China Blocks Meta’s Acquisition of AI Startup Amid Rising Geopolitical Tensions
By Reuters and The Associated Press
Published April 27, 2026
BEIJING — China has moved to prevent tech giant Meta from acquiring the artificial intelligence (AI) startup Manus, reflecting its growing scrutiny of foreign investments in domestic frontier technology companies. The National Development and Reform Commission (NDRC) announced on Monday that it was prohibiting the foreign takeover of Manus, although it did not explicitly name Meta.
This decision underscores Beijing’s increasing concern regarding U.S. investments in Chinese AI talent and intellectual property, particularly as the United States seeks to limit access to advanced semiconductor technology for Chinese firms.
The specifics behind China’s decision to annul the deal involving a Singapore-based company remain unclear. It is uncertain how the government plans to reverse a completed acquisition, if at all.

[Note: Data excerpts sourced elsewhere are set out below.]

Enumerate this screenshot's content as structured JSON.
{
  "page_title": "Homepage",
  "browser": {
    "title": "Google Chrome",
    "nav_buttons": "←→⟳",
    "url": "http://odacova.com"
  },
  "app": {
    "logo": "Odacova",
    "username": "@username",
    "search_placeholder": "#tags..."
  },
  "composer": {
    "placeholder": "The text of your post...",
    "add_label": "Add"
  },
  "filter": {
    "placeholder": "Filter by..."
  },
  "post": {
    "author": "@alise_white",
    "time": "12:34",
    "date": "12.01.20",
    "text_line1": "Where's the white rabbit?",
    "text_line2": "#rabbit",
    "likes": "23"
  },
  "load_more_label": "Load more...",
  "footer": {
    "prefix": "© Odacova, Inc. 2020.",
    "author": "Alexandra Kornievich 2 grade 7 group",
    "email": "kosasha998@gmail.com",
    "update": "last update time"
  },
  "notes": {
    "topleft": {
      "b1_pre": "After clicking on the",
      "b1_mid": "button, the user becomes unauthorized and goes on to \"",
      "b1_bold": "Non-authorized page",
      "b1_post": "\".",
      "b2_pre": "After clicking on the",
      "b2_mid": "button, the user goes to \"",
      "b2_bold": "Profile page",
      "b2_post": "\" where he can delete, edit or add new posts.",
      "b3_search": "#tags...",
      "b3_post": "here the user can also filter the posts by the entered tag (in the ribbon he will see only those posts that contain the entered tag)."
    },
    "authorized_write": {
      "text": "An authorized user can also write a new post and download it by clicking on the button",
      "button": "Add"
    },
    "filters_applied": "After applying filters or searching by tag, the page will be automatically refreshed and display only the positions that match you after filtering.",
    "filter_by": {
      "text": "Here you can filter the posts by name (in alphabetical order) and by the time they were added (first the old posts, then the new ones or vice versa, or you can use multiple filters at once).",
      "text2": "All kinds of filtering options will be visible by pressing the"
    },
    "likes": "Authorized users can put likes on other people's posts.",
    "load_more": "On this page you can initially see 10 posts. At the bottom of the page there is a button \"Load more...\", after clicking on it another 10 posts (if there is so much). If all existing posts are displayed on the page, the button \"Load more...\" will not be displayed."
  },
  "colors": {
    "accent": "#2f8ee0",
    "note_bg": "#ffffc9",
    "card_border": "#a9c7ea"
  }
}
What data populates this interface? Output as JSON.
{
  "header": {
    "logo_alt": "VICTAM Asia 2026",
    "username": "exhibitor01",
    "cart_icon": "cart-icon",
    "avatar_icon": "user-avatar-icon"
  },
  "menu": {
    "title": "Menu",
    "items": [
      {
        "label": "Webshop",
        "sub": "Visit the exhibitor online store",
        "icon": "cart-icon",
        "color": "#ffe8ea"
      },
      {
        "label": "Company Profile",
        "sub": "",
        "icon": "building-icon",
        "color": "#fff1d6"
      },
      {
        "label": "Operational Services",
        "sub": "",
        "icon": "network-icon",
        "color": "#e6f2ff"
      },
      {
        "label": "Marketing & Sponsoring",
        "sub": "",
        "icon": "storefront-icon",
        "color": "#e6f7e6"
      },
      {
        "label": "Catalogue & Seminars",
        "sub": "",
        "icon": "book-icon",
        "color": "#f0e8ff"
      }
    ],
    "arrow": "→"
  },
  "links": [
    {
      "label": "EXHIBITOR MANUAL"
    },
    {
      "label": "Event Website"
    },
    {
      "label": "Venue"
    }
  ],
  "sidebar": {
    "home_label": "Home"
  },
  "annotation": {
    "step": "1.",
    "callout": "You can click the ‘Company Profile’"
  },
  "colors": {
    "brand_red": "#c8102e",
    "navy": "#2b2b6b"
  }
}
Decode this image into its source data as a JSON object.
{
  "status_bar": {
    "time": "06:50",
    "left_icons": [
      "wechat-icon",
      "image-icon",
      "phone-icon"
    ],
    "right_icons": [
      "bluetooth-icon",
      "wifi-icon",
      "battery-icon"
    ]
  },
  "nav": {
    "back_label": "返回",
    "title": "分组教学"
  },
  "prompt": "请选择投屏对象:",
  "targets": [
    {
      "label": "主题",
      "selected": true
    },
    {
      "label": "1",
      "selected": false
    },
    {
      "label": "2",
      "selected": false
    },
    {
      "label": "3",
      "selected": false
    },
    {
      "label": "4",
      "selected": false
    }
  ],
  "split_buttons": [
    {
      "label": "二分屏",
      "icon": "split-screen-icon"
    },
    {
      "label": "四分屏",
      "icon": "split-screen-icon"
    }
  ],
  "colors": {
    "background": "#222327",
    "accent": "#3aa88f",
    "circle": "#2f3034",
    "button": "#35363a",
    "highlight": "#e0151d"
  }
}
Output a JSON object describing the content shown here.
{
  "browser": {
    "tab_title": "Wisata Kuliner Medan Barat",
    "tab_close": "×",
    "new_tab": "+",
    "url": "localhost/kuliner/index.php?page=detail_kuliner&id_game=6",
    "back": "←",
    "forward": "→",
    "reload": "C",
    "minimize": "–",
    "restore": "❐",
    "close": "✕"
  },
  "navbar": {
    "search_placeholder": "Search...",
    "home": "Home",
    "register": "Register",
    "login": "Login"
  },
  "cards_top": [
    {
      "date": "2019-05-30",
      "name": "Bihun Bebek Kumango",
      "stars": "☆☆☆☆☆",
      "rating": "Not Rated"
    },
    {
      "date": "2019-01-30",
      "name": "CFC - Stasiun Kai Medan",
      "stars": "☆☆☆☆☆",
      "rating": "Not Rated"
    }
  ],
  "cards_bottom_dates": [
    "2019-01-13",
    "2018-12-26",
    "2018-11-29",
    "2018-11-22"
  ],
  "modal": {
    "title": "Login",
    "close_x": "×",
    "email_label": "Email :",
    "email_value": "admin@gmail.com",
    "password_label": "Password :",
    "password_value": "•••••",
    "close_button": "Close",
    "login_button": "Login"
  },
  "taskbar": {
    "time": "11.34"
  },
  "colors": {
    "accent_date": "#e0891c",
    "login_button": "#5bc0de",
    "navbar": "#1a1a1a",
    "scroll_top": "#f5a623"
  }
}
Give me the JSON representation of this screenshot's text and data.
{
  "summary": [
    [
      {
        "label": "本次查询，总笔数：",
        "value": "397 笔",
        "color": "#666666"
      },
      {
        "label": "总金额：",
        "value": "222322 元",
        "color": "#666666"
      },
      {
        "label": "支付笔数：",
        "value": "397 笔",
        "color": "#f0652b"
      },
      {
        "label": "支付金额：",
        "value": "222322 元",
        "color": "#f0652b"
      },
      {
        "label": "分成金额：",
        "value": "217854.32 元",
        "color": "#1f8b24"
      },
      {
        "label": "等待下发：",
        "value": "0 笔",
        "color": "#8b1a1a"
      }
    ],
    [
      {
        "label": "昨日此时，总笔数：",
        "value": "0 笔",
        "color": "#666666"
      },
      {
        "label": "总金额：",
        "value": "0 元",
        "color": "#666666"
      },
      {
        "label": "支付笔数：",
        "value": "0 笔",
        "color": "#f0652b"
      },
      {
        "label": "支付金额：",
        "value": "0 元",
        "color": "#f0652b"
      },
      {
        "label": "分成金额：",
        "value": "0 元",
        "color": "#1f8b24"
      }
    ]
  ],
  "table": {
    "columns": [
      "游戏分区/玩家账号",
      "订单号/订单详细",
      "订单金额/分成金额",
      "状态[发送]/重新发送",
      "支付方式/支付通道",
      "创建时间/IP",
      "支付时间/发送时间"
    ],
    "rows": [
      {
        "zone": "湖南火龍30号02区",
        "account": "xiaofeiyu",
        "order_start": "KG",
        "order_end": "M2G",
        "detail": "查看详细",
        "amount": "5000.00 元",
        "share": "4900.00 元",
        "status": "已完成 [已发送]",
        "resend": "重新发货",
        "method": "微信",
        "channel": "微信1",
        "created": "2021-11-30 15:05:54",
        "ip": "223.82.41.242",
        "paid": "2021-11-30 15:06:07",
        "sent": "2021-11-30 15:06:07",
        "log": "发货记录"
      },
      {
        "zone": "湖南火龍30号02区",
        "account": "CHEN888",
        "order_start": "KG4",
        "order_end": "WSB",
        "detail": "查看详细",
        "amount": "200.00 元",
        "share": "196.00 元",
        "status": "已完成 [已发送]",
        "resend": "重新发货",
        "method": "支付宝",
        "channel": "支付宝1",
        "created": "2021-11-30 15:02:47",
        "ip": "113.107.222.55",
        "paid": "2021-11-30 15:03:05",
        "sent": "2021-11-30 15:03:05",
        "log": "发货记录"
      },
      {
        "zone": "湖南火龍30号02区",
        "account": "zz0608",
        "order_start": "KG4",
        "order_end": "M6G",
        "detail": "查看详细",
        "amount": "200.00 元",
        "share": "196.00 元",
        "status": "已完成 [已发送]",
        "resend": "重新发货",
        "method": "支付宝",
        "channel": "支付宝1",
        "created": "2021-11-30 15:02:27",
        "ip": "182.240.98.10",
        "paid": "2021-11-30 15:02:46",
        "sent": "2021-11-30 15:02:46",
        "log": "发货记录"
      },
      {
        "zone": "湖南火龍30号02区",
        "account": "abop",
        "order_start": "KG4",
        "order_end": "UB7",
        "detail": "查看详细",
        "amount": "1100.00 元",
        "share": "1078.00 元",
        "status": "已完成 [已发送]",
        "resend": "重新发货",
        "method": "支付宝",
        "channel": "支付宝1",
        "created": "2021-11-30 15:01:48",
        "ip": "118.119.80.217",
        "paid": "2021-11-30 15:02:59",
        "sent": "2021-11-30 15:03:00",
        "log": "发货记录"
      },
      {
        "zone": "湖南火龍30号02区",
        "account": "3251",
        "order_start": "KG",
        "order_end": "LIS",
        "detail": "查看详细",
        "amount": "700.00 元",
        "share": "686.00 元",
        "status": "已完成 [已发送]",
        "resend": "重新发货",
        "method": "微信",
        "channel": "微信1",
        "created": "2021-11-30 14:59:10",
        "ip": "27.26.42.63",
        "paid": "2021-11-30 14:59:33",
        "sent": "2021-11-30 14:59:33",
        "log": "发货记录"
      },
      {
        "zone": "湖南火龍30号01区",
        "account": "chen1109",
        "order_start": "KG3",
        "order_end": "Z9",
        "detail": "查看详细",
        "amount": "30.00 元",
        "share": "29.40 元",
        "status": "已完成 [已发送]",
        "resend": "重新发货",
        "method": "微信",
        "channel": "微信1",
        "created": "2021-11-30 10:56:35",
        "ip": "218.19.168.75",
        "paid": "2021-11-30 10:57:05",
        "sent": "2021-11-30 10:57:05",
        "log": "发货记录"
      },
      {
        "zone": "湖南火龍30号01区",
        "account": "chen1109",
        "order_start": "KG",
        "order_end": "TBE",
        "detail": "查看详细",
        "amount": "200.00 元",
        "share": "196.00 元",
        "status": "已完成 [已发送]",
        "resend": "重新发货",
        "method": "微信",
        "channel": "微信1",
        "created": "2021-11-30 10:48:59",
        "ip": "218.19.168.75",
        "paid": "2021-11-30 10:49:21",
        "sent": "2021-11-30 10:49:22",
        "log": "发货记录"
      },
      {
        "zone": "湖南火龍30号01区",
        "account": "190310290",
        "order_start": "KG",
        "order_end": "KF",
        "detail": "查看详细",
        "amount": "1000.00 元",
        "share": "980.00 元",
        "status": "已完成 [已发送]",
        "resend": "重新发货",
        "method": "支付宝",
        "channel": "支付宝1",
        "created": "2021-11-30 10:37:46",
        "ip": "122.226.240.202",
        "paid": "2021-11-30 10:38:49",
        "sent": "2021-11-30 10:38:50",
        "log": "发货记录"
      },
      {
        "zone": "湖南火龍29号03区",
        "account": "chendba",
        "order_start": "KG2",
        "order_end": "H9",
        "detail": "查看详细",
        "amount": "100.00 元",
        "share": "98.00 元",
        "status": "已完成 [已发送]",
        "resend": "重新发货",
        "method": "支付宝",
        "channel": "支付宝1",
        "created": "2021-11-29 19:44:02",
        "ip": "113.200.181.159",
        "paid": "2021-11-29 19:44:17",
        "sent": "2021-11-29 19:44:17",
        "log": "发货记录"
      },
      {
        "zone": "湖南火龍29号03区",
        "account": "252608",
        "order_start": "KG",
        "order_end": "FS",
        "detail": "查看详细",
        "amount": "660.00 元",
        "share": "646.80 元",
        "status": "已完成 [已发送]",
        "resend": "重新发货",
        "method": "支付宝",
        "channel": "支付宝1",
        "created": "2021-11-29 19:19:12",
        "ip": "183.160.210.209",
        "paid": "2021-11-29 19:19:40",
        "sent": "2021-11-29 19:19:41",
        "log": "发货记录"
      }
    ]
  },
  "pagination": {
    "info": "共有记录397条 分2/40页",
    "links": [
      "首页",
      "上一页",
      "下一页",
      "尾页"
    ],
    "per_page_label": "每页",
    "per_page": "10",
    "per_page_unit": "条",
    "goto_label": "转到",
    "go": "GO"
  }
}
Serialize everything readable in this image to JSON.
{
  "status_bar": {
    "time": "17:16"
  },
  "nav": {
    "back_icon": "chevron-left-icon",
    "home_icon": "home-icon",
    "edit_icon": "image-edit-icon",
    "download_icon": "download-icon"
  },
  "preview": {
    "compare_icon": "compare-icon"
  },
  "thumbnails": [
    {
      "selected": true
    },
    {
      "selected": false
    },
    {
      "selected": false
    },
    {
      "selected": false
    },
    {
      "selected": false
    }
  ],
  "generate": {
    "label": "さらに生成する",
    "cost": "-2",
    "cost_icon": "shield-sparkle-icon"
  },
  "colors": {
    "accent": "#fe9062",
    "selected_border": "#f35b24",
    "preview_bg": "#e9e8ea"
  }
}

Manus, which has origins in China but operates from Singapore, specializes in creating general-purpose AI agents designed for complex tasks with minimal human oversight. The call to block the transaction was made in accordance with existing Chinese laws and regulations, according to the NDRC’s statement.
In response, Meta expressed confidence in the legality of the transaction. “The transaction complied fully with applicable law. We anticipate an appropriate resolution to the inquiry,” the company stated.
A spokesperson for the White House reaffirmed the administration’s commitment to defending the United States’ technology sector against unwarranted foreign influence.
Meta announced its intention to acquire Manus in December. The deal marked a rare instance of a major U.S. tech firm purchasing an AI company with significant ties to China, and it was expected to enhance Meta’s AI capabilities across its platforms.
From the outset, Meta emphasized that there would be no ongoing Chinese ownership interests in Manus, which was to cease its operations in China as part of the agreement. However, in January, Chinese authorities indicated they would investigate whether the acquisition aligned with domestic regulations.
Following a $75 million fundraising round led by the U.S. venture firm Benchmark in May 2025, Manus closed its offices in China and laid off a number of employees, relocating its operations to Singapore. This transition allowed Manus’s parent company, Butterfly Effect, to reincorporate in Singapore, thereby avoiding U.S. investment restrictions on Chinese AI entities as well as Chinese regulations restricting the overseas transfer of intellectual property and capital.
China’s effort to block the Meta deal arrives just weeks before a scheduled summit between U.S. President Donald Trump and Chinese President Xi Jinping in Beijing.